Show Response: Radio Man
by Tess Walsh
This is a play about a twenty-one-year old girl named Helena and her fourteen-year-old sister. Seven years ago, an explosion destroyed the natural world. The sisters have been camping in what’s left of a national park for the past month after an instance of sexual assault sent them on the run. The little sister, prophetically named Mary-Grace, is obsessed with a voice in her handheld she calls Radio Man, who quotes Robert Frost and dwells on the doom all around him, not necessarily that of the ecological disaster, but more so of the loneliness it has produced. While he lists his woes, another young woman, Vera, approaches the sisters’ camp seeking a bandage. She stays for two weeks. What happens in the time the three of them spend together can only be described as earth-shattering, both literally and figuratively.
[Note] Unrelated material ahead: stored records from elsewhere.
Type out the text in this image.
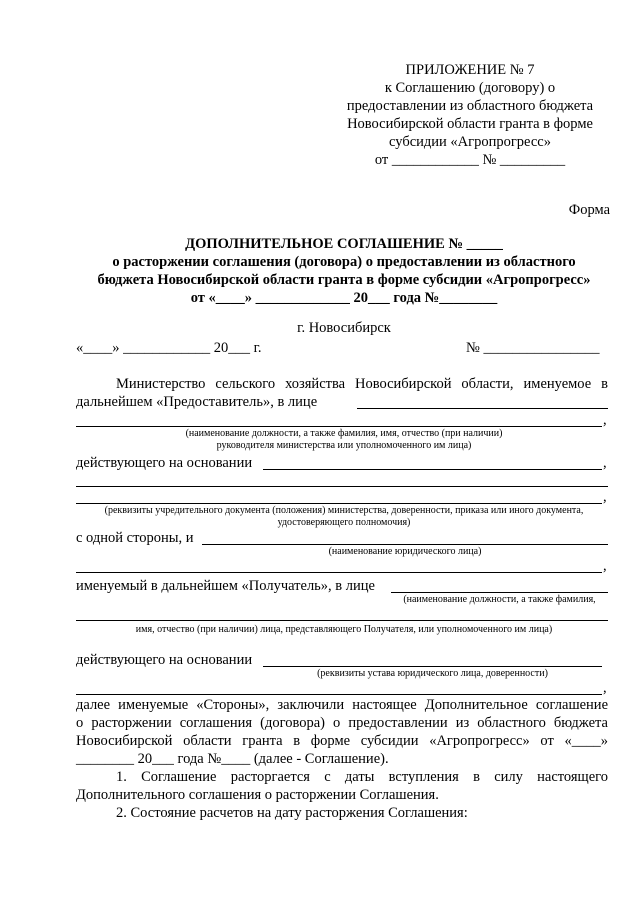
ПРИЛОЖЕНИЕ № 7
к Соглашению (договору) о
предоставлении из областного бюджета
Новосибирской области гранта в форме
субсидии «Агропрогресс»
от ____________ № _________
Форма
ДОПОЛНИТЕЛЬНОЕ СОГЛАШЕНИЕ № _____
о расторжении соглашения (договора) о предоставлении из областного
бюджета Новосибирской области гранта в форме субсидии «Агропрогресс»
от «____» _____________ 20___ года №________
г. Новосибирск
«____» ____________ 20___ г.	№ ________________
Министерство сельского хозяйства Новосибирской области, именуемое в
дальнейшем «Предоставитель», в лице
,
(наименование должности, а также фамилия, имя, отчество (при наличии)
руководителя министерства или уполномоченного им лица)
действующего на основании	,
,
(реквизиты учредительного документа (положения) министерства, доверенности, приказа или иного документа,
удостоверяющего полномочия)
с одной стороны, и
(наименование юридического лица)
,
именуемый в дальнейшем «Получатель», в лице
(наименование должности, а также фамилия,
имя, отчество (при наличии) лица, представляющего Получателя, или уполномоченного им лица)
действующего на основании
(реквизиты устава юридического лица, доверенности)
,
далее именуемые «Стороны», заключили настоящее Дополнительное соглашение
о расторжении соглашения (договора) о предоставлении из областного бюджета
Новосибирской области гранта в форме субсидии «Агропрогресс» от «____»
________ 20___ года №____ (далее - Соглашение).
1. Соглашение расторгается с даты вступления в силу настоящего
Дополнительного соглашения о расторжении Соглашения.
2. Состояние расчетов на дату расторжения Соглашения:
This is a play about a miseducation. To watch the consequences of any miseducation is always soul crushing to an extent, even if set in a world that has moved past what we consider today to be knowledge. Still, the fable that Sarah Groustra has carved out of a trope that will continue to be apt until it becomes our reality borders on the biblical, and speaks to our general struggle to successfully teach younger generations how to navigate the environments they’ve been forced into.
There is a moment at the play’s climax during which we come to believe that love and intimacy may still be possible in this landscape, a moment where things stand still and maybe won’t move anymore. But then they tragically do, and we’re back on the run. I can't put into words what happens during this breaking apart, in an attempt to both not spoil the plot and to honor the sanctity of it, but: it changed my perspective of the piece entirely. Shortly after this shift happens, you wonder why you didn’t expect it with everything that had led up to it, and then you realize that you had developed the same hope that the girls in this play had come to know and cherish, even if for a short time. The feeling this play’s end leaves you with is one that sticks around for a while, one that forces you to look back at a fourteen-year-old you and wonder what they would’ve done with the knowledge they had in a world that refuses to give them anymore.